By signing the Stabilization and Association Agreement with the European Communities, Croatia has undertaken to align its legal system with European Community law. This obligation concerns, first of all, areas of law that are crucial for the functioning of the European internal market, including, above all, antitrust law. The subject of this study is the process of harmonization of Croatian antitrust law with the competition rules of the European Community.
To this end, the development of Croatian antitrust law up to January 1, 2007, as well as its application by the Croatian antitrust authority, the Agency for the Protection of Market Competition (Agencija za zaštitu tržišnog natjecanja), and by the courts is analyzed in a comparative legal manner.

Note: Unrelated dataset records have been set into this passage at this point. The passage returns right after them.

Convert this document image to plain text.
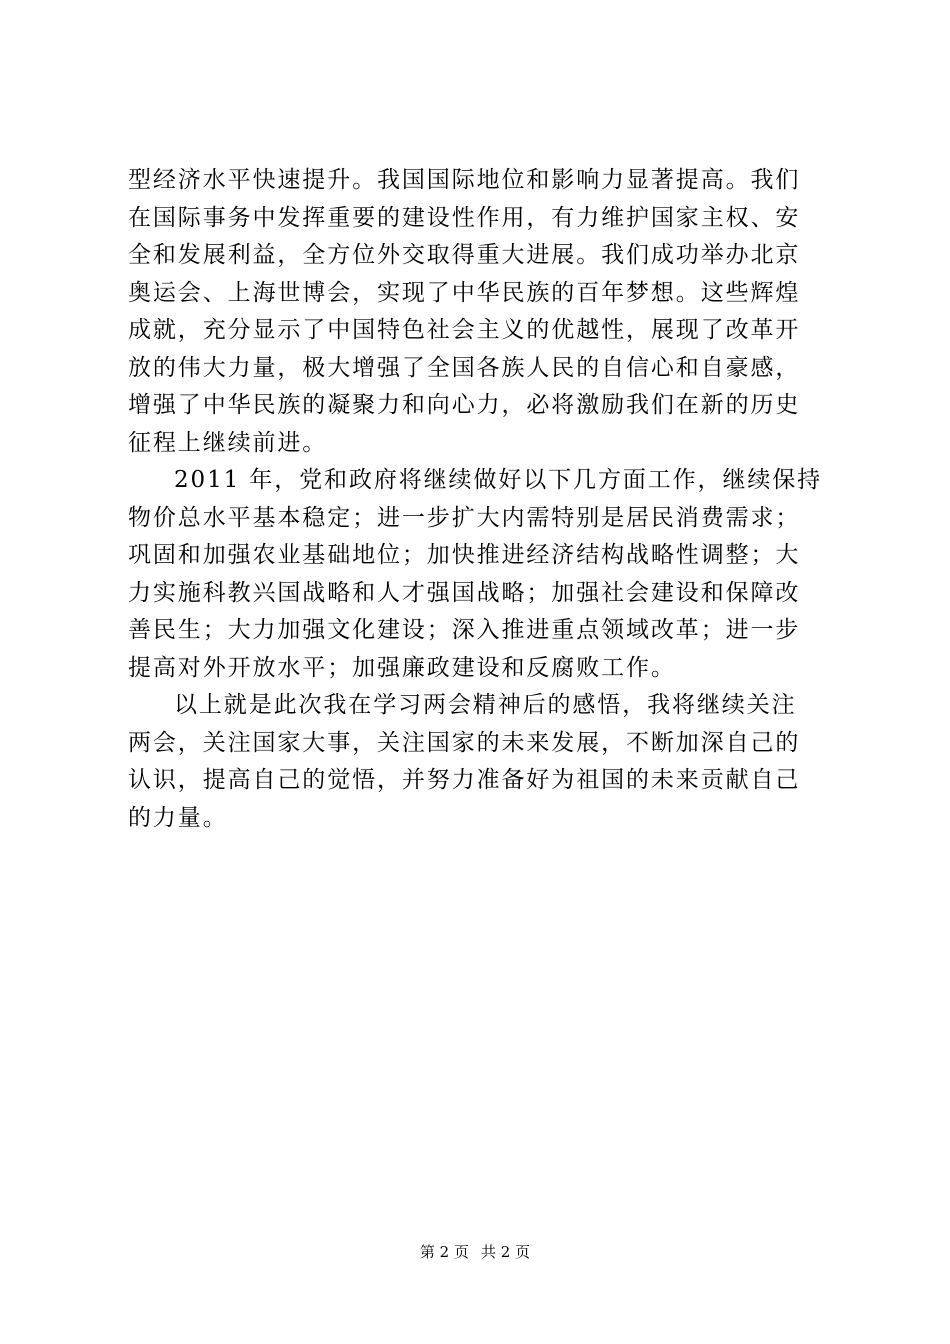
型经济水平快速提升。我国国际地位和影响力显著提高。我们
在国际事务中发挥重要的建设性作用，有力维护国家主权、安
全和发展利益，全方位外交取得重大进展。我们成功举办北京
奥运会、上海世博会，实现了中华民族的百年梦想。这些辉煌
成就，充分显示了中国特色社会主义的优越性，展现了改革开
放的伟大力量，极大增强了全国各族人民的自信心和自豪感，
增强了中华民族的凝聚力和向心力，必将激励我们在新的历史
征程上继续前进。
2011 年，党和政府将继续做好以下几方面工作，继续保持
物价总水平基本稳定；进一步扩大内需特别是居民消费需求；
巩固和加强农业基础地位；加快推进经济结构战略性调整；大
力实施科教兴国战略和人才强国战略；加强社会建设和保障改
善民生；大力加强文化建设；深入推进重点领域改革；进一步
提高对外开放水平；加强廉政建设和反腐败工作。
以上就是此次我在学习两会精神后的感悟，我将继续关注
两会，关注国家大事，关注国家的未来发展，不断加深自己的
认识，提高自己的觉悟，并努力准备好为祖国的未来贡献自己
的力量。
第 2 页 共 2 页
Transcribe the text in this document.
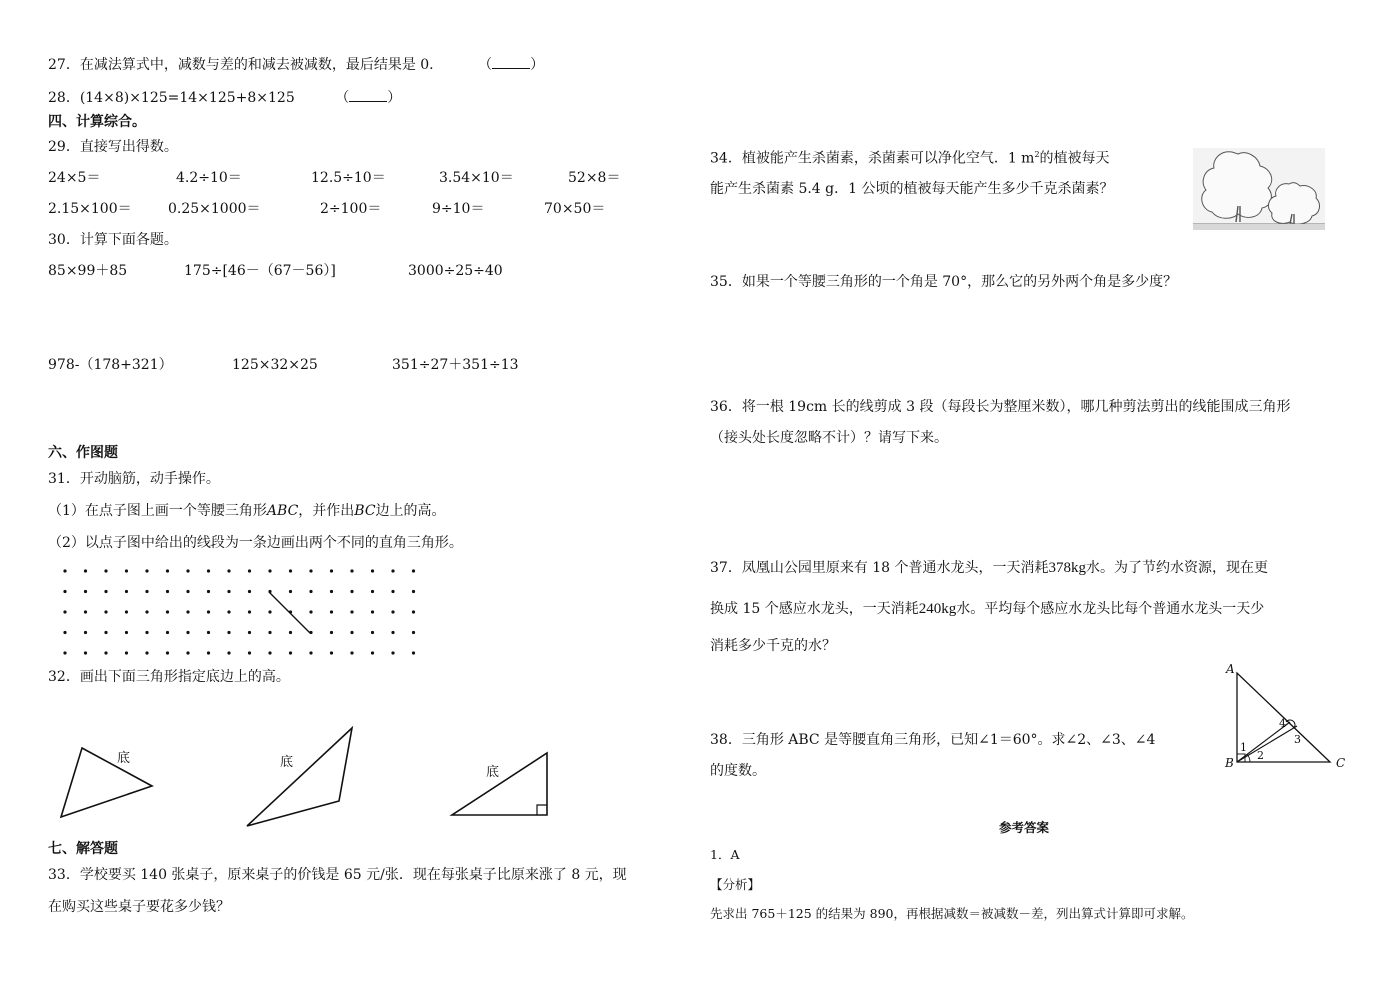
27．在减法算式中，减数与差的和减去被减数，最后结果是 0.	（	）
28．(14×8)×125=14×125+8×125	（	）
四、计算综合。
29．直接写出得数。
24×5＝	4.2÷10＝	12.5÷10＝	3.54×10＝	52×8＝
2.15×100＝	0.25×1000＝	2÷100＝	9÷10＝	70×50＝
30．计算下面各题。
85×99＋85	175÷[46－（67－56）]	3000÷25÷40
978-（178+321）	125×32×25	351÷27＋351÷13
六、作图题
31．开动脑筋，动手操作。
（1）在点子图上画一个等腰三角形ABC，并作出BC边上的高。
（2）以点子图中给出的线段为一条边画出两个不同的直角三角形。
32．画出下面三角形指定底边上的高。
底	底
底
七、解答题
33．学校要买 140 张桌子，原来桌子的价钱是 65 元/张．现在每张桌子比原来涨了 8 元，现
在购买这些桌子要花多少钱？
34．植被能产生杀菌素，杀菌素可以净化空气．1 $m^2$的植被每天
能产生杀菌素 5.4 g．1 公顷的植被每天能产生多少千克杀菌素？
35．如果一个等腰三角形的一个角是 70°，那么它的另外两个角是多少度？
36．将一根 19cm 长的线剪成 3 段（每段长为整厘米数），哪几种剪法剪出的线能围成三角形
（接头处长度忽略不计）？请写下来。
37．凤凰山公园里原来有 18 个普通水龙头，一天消耗378kg水。为了节约水资源，现在更
换成 15 个感应水龙头，一天消耗240kg水。平均每个感应水龙头比每个普通水龙头一天少
消耗多少千克的水？
38．三角形 ABC 是等腰直角三角形，已知∠1＝60°。求∠2、∠3、∠4
的度数。
A
B	C
1
2
3
4
参考答案
1．A
【分析】
先求出 765＋125 的结果为 890，再根据减数＝被减数－差，列出算式计算即可求解。
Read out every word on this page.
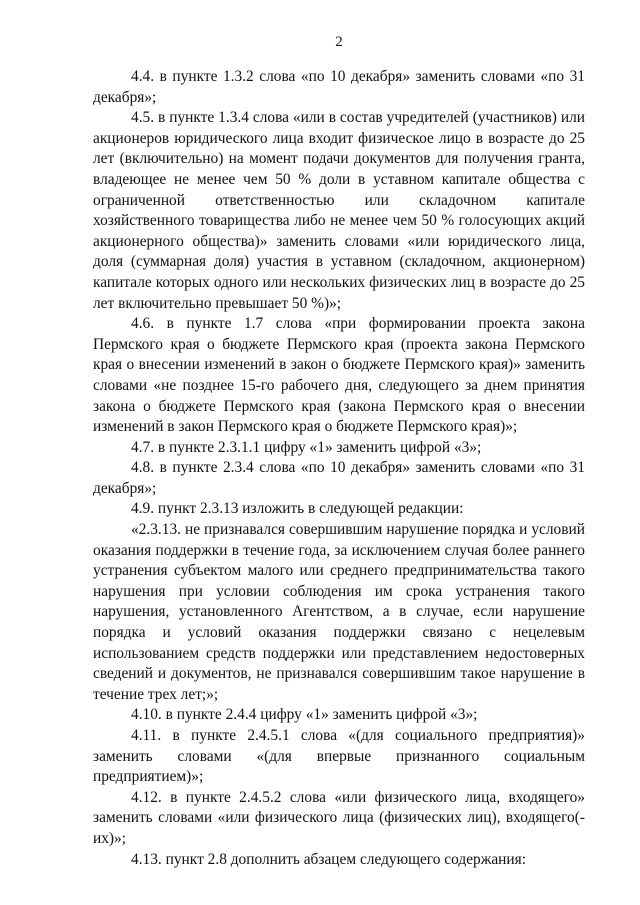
2

4.4. в пункте 1.3.2 слова «по 10 декабря» заменить словами «по 31 декабря»;

4.5. в пункте 1.3.4 слова «или в состав учредителей (участников) или акционеров юридического лица входит физическое лицо в возрасте до 25 лет (включительно) на момент подачи документов для получения гранта, владеющее не менее чем 50 % доли в уставном капитале общества с ограниченной ответственностью или складочном капитале хозяйственного товарищества либо не менее чем 50 % голосующих акций акционерного общества)» заменить словами «или юридического лица, доля (суммарная доля) участия в уставном (складочном, акционерном) капитале которых одного или нескольких физических лиц в возрасте до 25 лет включительно превышает 50 %)»;

4.6. в пункте 1.7 слова «при формировании проекта закона Пермского края о бюджете Пермского края (проекта закона Пермского края о внесении изменений в закон о бюджете Пермского края)» заменить словами «не позднее 15-го рабочего дня, следующего за днем принятия закона о бюджете Пермского края (закона Пермского края о внесении изменений в закон Пермского края о бюджете Пермского края)»;

4.7. в пункте 2.3.1.1 цифру «1» заменить цифрой «3»;

4.8. в пункте 2.3.4 слова «по 10 декабря» заменить словами «по 31 декабря»;

4.9. пункт 2.3.13 изложить в следующей редакции:

«2.3.13. не признавался совершившим нарушение порядка и условий оказания поддержки в течение года, за исключением случая более раннего устранения субъектом малого или среднего предпринимательства такого нарушения при условии соблюдения им срока устранения такого нарушения, установленного Агентством, а в случае, если нарушение порядка и условий оказания поддержки связано с нецелевым использованием средств поддержки или представлением недостоверных сведений и документов, не признавался совершившим такое нарушение в течение трех лет;»;

4.10. в пункте 2.4.4 цифру «1» заменить цифрой «3»;

4.11. в пункте 2.4.5.1 слова «(для социального предприятия)» заменить словами «(для впервые признанного социальным предприятием)»;

4.12. в пункте 2.4.5.2 слова «или физического лица, входящего» заменить словами «или физического лица (физических лиц), входящего(-их)»;

4.13. пункт 2.8 дополнить абзацем следующего содержания:
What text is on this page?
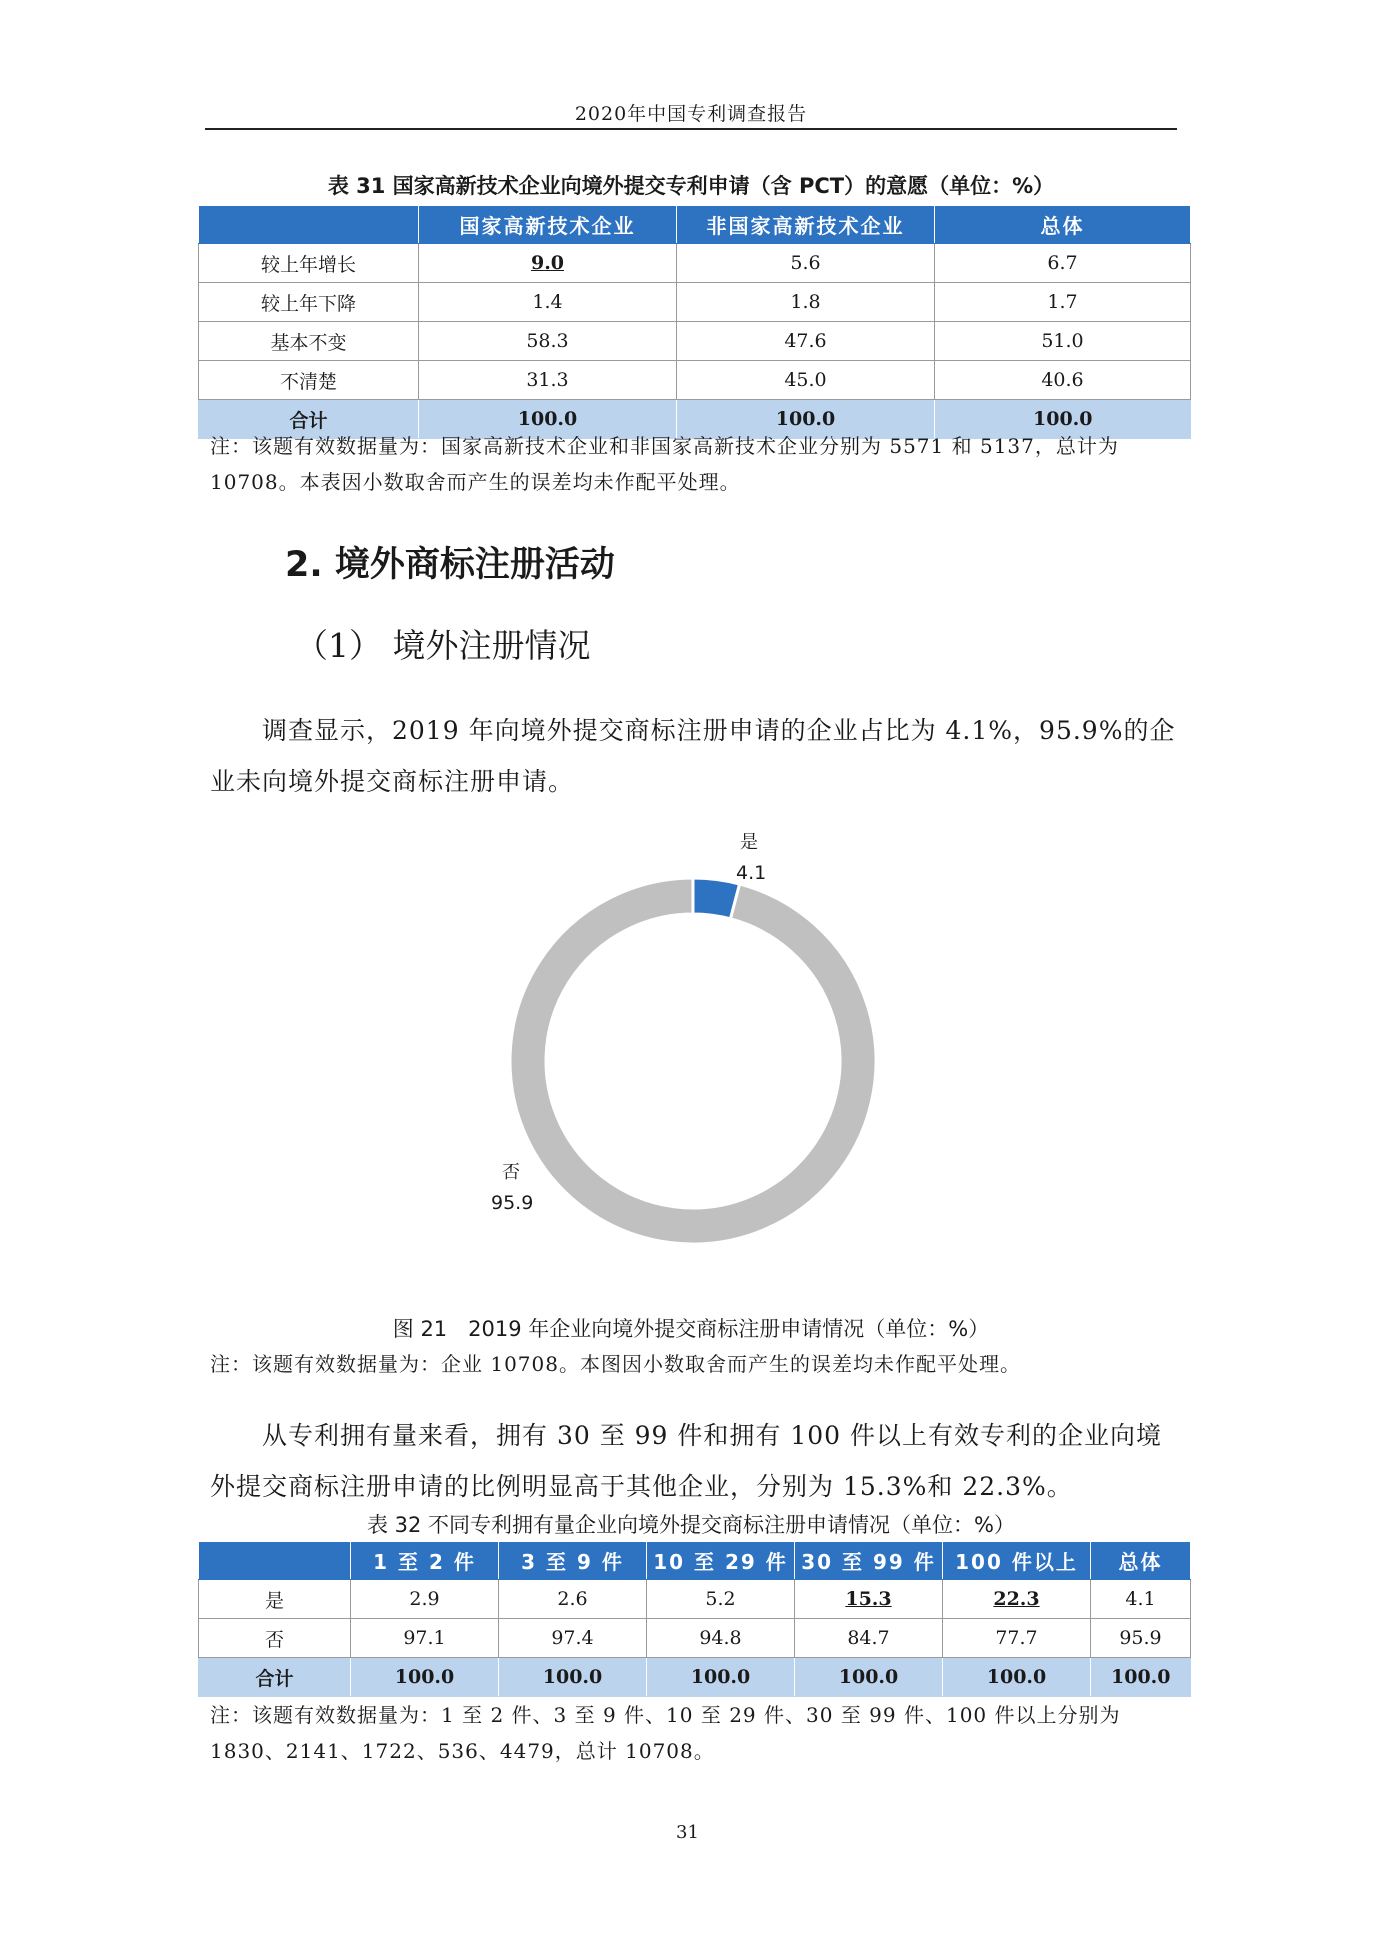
2020年中国专利调查报告
表 31 国家高新技术企业向境外提交专利申请（含 PCT）的意愿（单位：%）
	国家高新技术企业	非国家高新技术企业	总体
较上年增长	9.0	5.6	6.7
较上年下降	1.4	1.8	1.7
基本不变	58.3	47.6	51.0
不清楚	31.3	45.0	40.6
合计	100.0	100.0	100.0
注：该题有效数据量为：国家高新技术企业和非国家高新技术企业分别为 5571 和 5137，总计为 10708。本表因小数取舍而产生的误差均未作配平处理。
2. 境外商标注册活动
（1） 境外注册情况
调查显示，2019 年向境外提交商标注册申请的企业占比为 4.1%，95.9%的企业未向境外提交商标注册申请。
是
4.1
否
95.9
图 21　2019 年企业向境外提交商标注册申请情况（单位：%）
注：该题有效数据量为：企业 10708。本图因小数取舍而产生的误差均未作配平处理。
从专利拥有量来看，拥有 30 至 99 件和拥有 100 件以上有效专利的企业向境外提交商标注册申请的比例明显高于其他企业，分别为 15.3%和 22.3%。
表 32 不同专利拥有量企业向境外提交商标注册申请情况（单位：%）
	1 至 2 件	3 至 9 件	10 至 29 件	30 至 99 件	100 件以上	总体
是	2.9	2.6	5.2	15.3	22.3	4.1
否	97.1	97.4	94.8	84.7	77.7	95.9
合计	100.0	100.0	100.0	100.0	100.0	100.0
注：该题有效数据量为：1 至 2 件、3 至 9 件、10 至 29 件、30 至 99 件、100 件以上分别为 1830、2141、1722、536、4479，总计 10708。
31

In particular, the study examines whether the Croatian Antitrust Authority and the Croatian courts apply the same criteria as the EU Commission and the European courts when assessing competition-related conduct under national antitrust law.
The analysis covers all three pillars of antitrust law: the prohibition of restrictive agreements, the prohibition of abuse of market power and the control of anticompetitive mergers, and in each case both substantive and procedural law. At the same time, this publication continues a series of studies tracing the process of approximation of the national competition rules of the new Member States and future accession states.
These studies are intended not only to satisfy a scholarly interest in the development of competition law in Central Europe, but also to meet the information needs of practitioners, which will continue to grow with the increasing integration of Central European economies into the Common Market.